Why would one of the world’s leading exporters of petroleum take such pains to hide a peaceful nuclear energy program from the rest of the world? Why is the IAEA bending over backward to ignore nearly two years of delays, false reports, and obstruction to see what’s in front of its nose?


One reason is that under the consensus interpretation of the nuclear nonproliferation treaty a nation can develop the infrastructure to enrich uranium and remain in good standing with the international community right up until the moment it decides to turn that infrastructure toward building bombs. North Korea proved that in 2002 when it admitted to having an undeclared enrichment program for the purpose of building a nuclear weapon. Iran seems intent to go down that path as well.
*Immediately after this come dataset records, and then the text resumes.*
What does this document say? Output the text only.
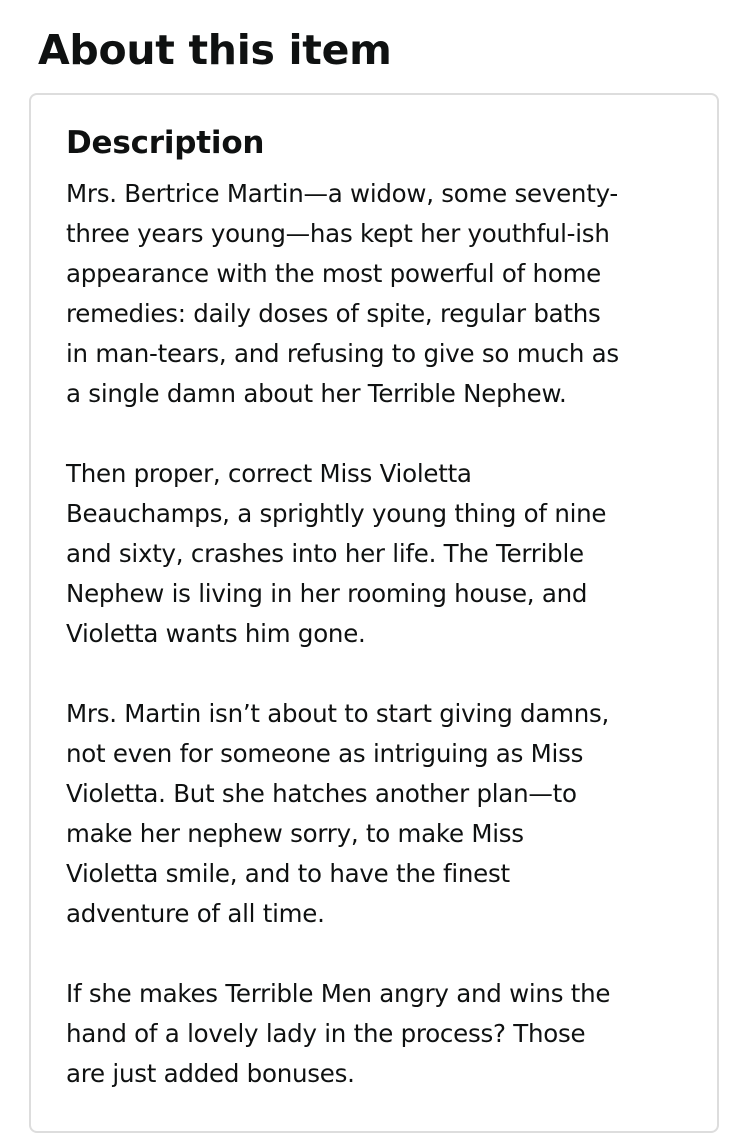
About this item
Description

Mrs. Bertrice Martin—a widow, some seventy-
three years young—has kept her youthful-ish
appearance with the most powerful of home
remedies: daily doses of spite, regular baths
in man-tears, and refusing to give so much as
a single damn about her Terrible Nephew.

Then proper, correct Miss Violetta
Beauchamps, a sprightly young thing of nine
and sixty, crashes into her life. The Terrible
Nephew is living in her rooming house, and
Violetta wants him gone.

Mrs. Martin isn’t about to start giving damns,
not even for someone as intriguing as Miss
Violetta. But she hatches another plan—to
make her nephew sorry, to make Miss
Violetta smile, and to have the finest
adventure of all time.

If she makes Terrible Men angry and wins the
hand of a lovely lady in the process? Those
are just added bonuses.
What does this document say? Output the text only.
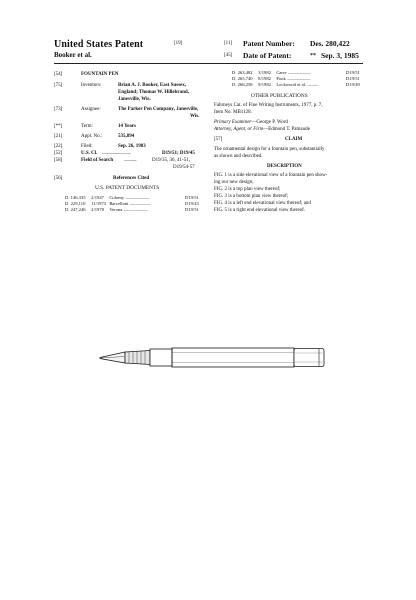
United States Patent	[19]
Booker et al.
[11] Patent Number: Des. 280,422
[45] Date of Patent:	** Sep. 3, 1985
[54]	FOUNTAIN PEN
[75]	Inventors:	Brian A. J. Booker, East Sussex,
England; Thomas W. Hillebrand,
Janesville, Wis.
[73]	Assignee:	The Parker Pen Company, Janesville,
Wis.
[**]	Term:	14 Years
[21]	Appl. No.:	535,894
[22]	Filed:	Sep. 26, 1983
[52]	U.S. Cl. ..............................	D19/51; D19/45
[58]	Field of Search .............	D19/35, 36, 41-51,
D19/54-57
[56]	References Cited
U.S. PATENT DOCUMENTS
D. 146,335 2/1947 Colomy ................................	D19/51
D. 229,110 11/1973 Barcelloni ............................	D19/43
D. 247,246 2/1978 Verona ................................	D19/51
D. 263,482 3/1982 Carre ...............................	D19/51
D. 265,740 8/1982 Pook ...............................	D19/51
D. 266,258 9/1982 Lockwood et al. ...............	D19/49
OTHER PUBLICATIONS
Fahrneys Cat. of Fine Writing Instruments, 1977, p. 7,
Item No. MB1128.
Primary Examiner—George P. Word
Attorney, Agent, or Firm—Edmond T. Patnaude
[57]	CLAIM
The ornamental design for a fountain pen, substantially
as shown and described.
DESCRIPTION
FIG. 1 is a side elevational view of a fountain pen show-
ing our new design;
FIG. 2 is a top plan view thereof;
FIG. 3 is a bottom plan view thereof;
FIG. 4 is a left end elevational view thereof; and
FIG. 5 is a right end elevational view thereof.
But another reason is that Mr. ElBaradei and the Europeans seem intent on treating all nuclear proliferation the same. Witness the handwringing the IAEA has devoted this week to South Korea’s voluntary admission of some minor enrichment tests. Indeed, some commentators have reasoned that if Israel, which is not a member of the nuclear nonproliferation treaty, is allowed to build bombs in Dimona, why can’t Iran build bombs in Natanz?


This is the logic of the Rosenbergs, who rationalized their espionage over 50 years ago by convincing themselves that slipping atomic secrets to the Soviets would create a balance of terror between the two superpowers that emerged after World War II.


Beside all that, there is an important difference. Israel and South Korea are not the world’s leading sponsor of Islamic terror. Israel and South Korea do not torture their journalists, harbor members of Al Qaeda, or provide funding and arms to groups that praise and recruit suicide bombers. A nuclear weapon in the hands of the Iranian mullahs would provide a deterrent to any plans to end its chauvinistic theocracy.


Instead of defying reality and pretending that Iran is not building a nuclear bomb, the world would be better served were the British, French, and Germans to devote their energies aiding the most potent opponents of Tehran’s clerics – the Iranian people.